We conduct a comprehensive diagnosis of this type of disorder, and also provide comprehensive treatment of mania, both on an outpatient basis and in a hospital setting.

Do you need a consultation? Still have questions? Our phone

What to do if mania develops

The first step is to organize an examination of the patient by a psychiatrist. This is often difficult, since in a state of mania, patients feel great and, as a rule, refuse to be examined by a doctor. If you are faced with the fact that your loved one has the symptoms of mania described above, you should contact a psychiatrist yourself, tell him about the patient’s condition and get advice on how to proceed further. Often, in order to provide assistance to such patients, it is necessary to resort to involuntary hospitalization.

How to deal with a person with delusions of grandeur?

This question is often asked by relatives and friends of people with this mental disorder. When communicating with such people, it is important to show your interest in the patient’s stories and in his life. It is necessary to show the patient that he is respected and valued, and at the end of the conversation, be sure to thank him for the interesting conversation and his importance. It is necessary to show the patient that they trust him, this will cause a reverse trusting reaction. A person will be able to be convinced of his significance and exclusivity, will calm down and will be able to avoid nervous excitement from personal experiences.

Symptoms and signs of the disease

In addition to the signs listed above, there are several characteristic symptoms that unite almost all manic states:

  • Tendency to thoughtlessly waste money.
  • Tendency to make bad deals and gamble.
  • Frequent violation of the law.
  • Tendency to provoke fights and conflicts.
  • Excessive alcohol consumption or addiction to other bad habits.
  • Promiscuous sexual behavior.
  • Pathological sociability - the patient often meets strange, suspicious individuals and spends time in a variety of companies.

If these signs get out of control, qualified medical attention is needed.

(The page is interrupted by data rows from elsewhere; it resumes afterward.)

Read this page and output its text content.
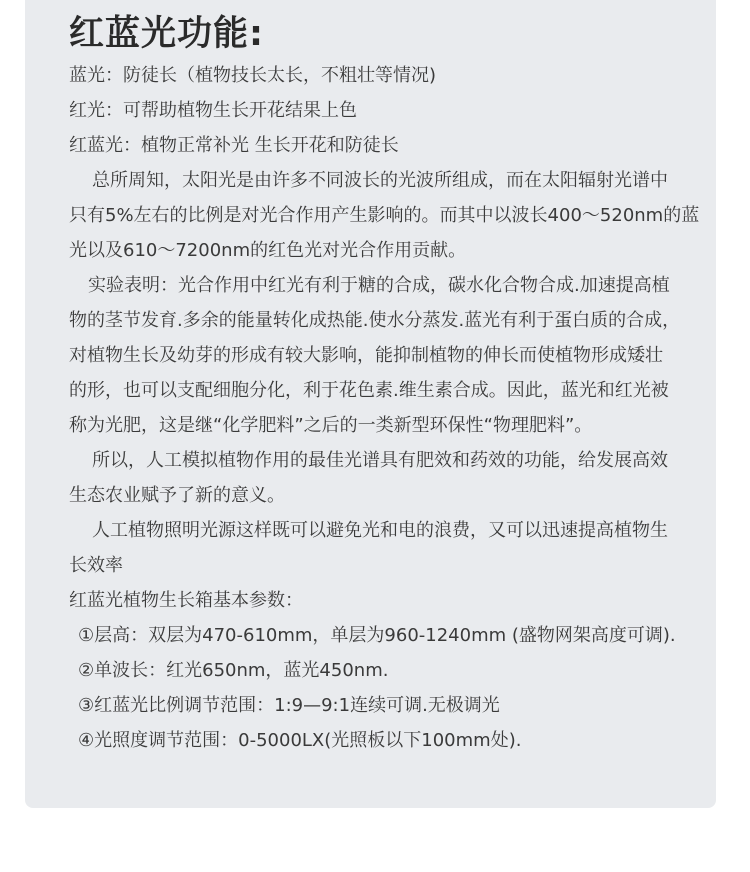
红蓝光功能:
蓝光：防徒长（植物技长太长，不粗壮等情况)
红光：可帮助植物生长开花结果上色
红蓝光：植物正常补光 生长开花和防徒长
总所周知，太阳光是由许多不同波长的光波所组成，而在太阳辐射光谱中
只有5%左右的比例是对光合作用产生影响的。而其中以波长400～520nm的蓝
光以及610～7200nm的红色光对光合作用贡献。
实验表明：光合作用中红光有利于糖的合成，碳水化合物合成.加速提高植
物的茎节发育.多余的能量转化成热能.使水分蒸发.蓝光有利于蛋白质的合成，
对植物生长及幼芽的形成有较大影响，能抑制植物的伸长而使植物形成矮壮
的形，也可以支配细胞分化，利于花色素.维生素合成。因此，蓝光和红光被
称为光肥，这是继“化学肥料”之后的一类新型环保性“物理肥料”。
所以，人工模拟植物作用的最佳光谱具有肥效和药效的功能，给发展高效
生态农业赋予了新的意义。
人工植物照明光源这样既可以避免光和电的浪费，又可以迅速提高植物生
长效率
红蓝光植物生长箱基本参数：
①层高：双层为470-610mm，单层为960-1240mm (盛物网架高度可调).
②单波长：红光650nm，蓝光450nm.
③红蓝光比例调节范围：1:9—9:1连续可调.无极调光
④光照度调节范围：0-5000LX(光照板以下100mm处).
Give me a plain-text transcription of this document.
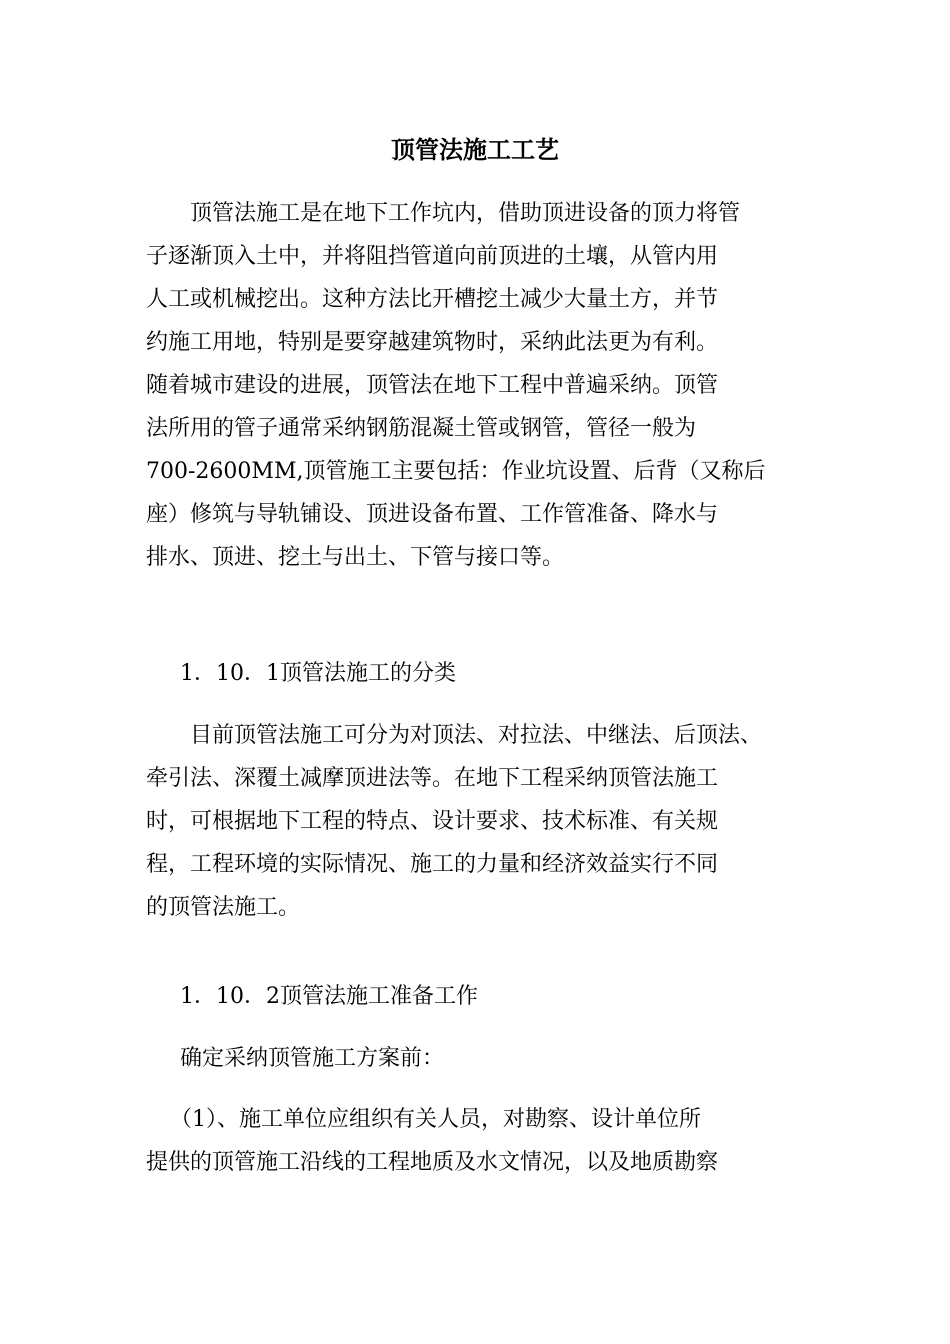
顶管法施工工艺
　　顶管法施工是在地下工作坑内，借助顶进设备的顶力将管
子逐渐顶入土中，并将阻挡管道向前顶进的土壤，从管内用
人工或机械挖出。这种方法比开槽挖土减少大量土方，并节
约施工用地，特别是要穿越建筑物时，采纳此法更为有利。
随着城市建设的进展，顶管法在地下工程中普遍采纳。顶管
法所用的管子通常采纳钢筋混凝土管或钢管，管径一般为
700-2600MM,顶管施工主要包括：作业坑设置、后背（又称后
座）修筑与导轨铺设、顶进设备布置、工作管准备、降水与
排水、顶进、挖土与出土、下管与接口等。
1．10．1顶管法施工的分类
　　目前顶管法施工可分为对顶法、对拉法、中继法、后顶法、
牵引法、深覆土减摩顶进法等。在地下工程采纳顶管法施工
时，可根据地下工程的特点、设计要求、技术标准、有关规
程，工程环境的实际情况、施工的力量和经济效益实行不同
的顶管法施工。
1．10．2顶管法施工准备工作
确定采纳顶管施工方案前：
（1）、施工单位应组织有关人员，对勘察、设计单位所
提供的顶管施工沿线的工程地质及水文情况，以及地质勘察
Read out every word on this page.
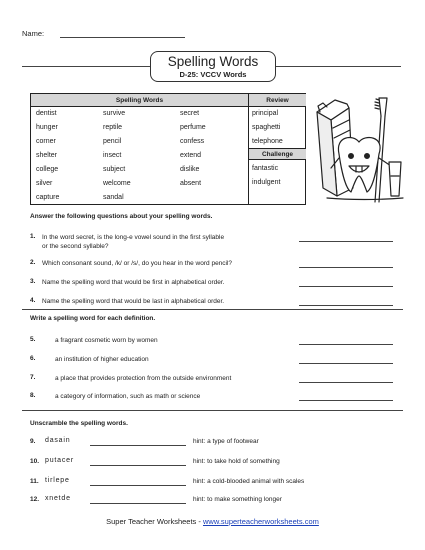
Name:
Spelling Words
D-25: VCCV Words
Spelling Words	Review
dentist	survive	secret
hunger	reptile	perfume
corner	pencil	confess
shelter	insect	extend
college	subject	dislike
silver	welcome	absent
capture	sandal
principal
spaghetti
telephone
Challenge
fantastic
indulgent
Answer the following questions about your spelling words.
1. In the word secret, is the long-e vowel sound in the first syllable
or the second syllable?
2. Which consonant sound, /k/ or /s/, do you hear in the word pencil?
3. Name the spelling word that would be first in alphabetical order.
4. Name the spelling word that would be last in alphabetical order.
Write a spelling word for each definition.
5.	a fragrant cosmetic worn by women
6.	an institution of higher education
7.	a place that provides protection from the outside environment
8.	a category of information, such as math or science
Unscramble the spelling words.
9. dasain	hint: a type of footwear
10. putacer	hint: to take hold of something
11. tirlepe	hint: a cold-blooded animal with scales
12. xnetde	hint: to make something longer
Super Teacher Worksheets - www.superteacherworksheets.com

It is important to understand that such behavior is not promiscuity, but symptoms of a disease that needs to be treated. Appealing to common sense is useless.

In some cases, the patient has a specific mania - for example, a mania of a special purpose. Then the patient is sincerely confident in his special mission and tries to implement it with all his might, despite the skepticism of others.

Diagnosis of persecution mania


Having noticed signs of this disorder in a loved one, you should not even try to convince him: the patient is so convinced of the general hostility towards him that any evidence will be “in the air.” Therefore, you should not waste time on empty shaking of air, but it is better to immediately consult a doctor for psychiatric help. You cannot miss precious days: strengthening delusional ideas in the patient’s mind only aggravates the situation.

Only a psychiatrist can accurately determine persecution mania by conducting psychological and instrumental procedures.

The doctor will carefully examine the patient’s symptoms and medical history and communicate with his relatives. Particular attention is paid to the presence of a genetic predisposition to diseases of the brain and mental health, bad habits. It is important to find out the nature of the delirium and how the patient himself relates to his problem.

Testing is used as additional information to determine the patient’s current state of mind: characteristics of his emotional sphere, memory, mental activity, etc.

Instrumental studies imply:

  • CT or MRI of the brain (will reveal a tumor or vascular pathology);
  • electroencephalography - it will allow you to assess the functioning of the brain by the degree of its activity.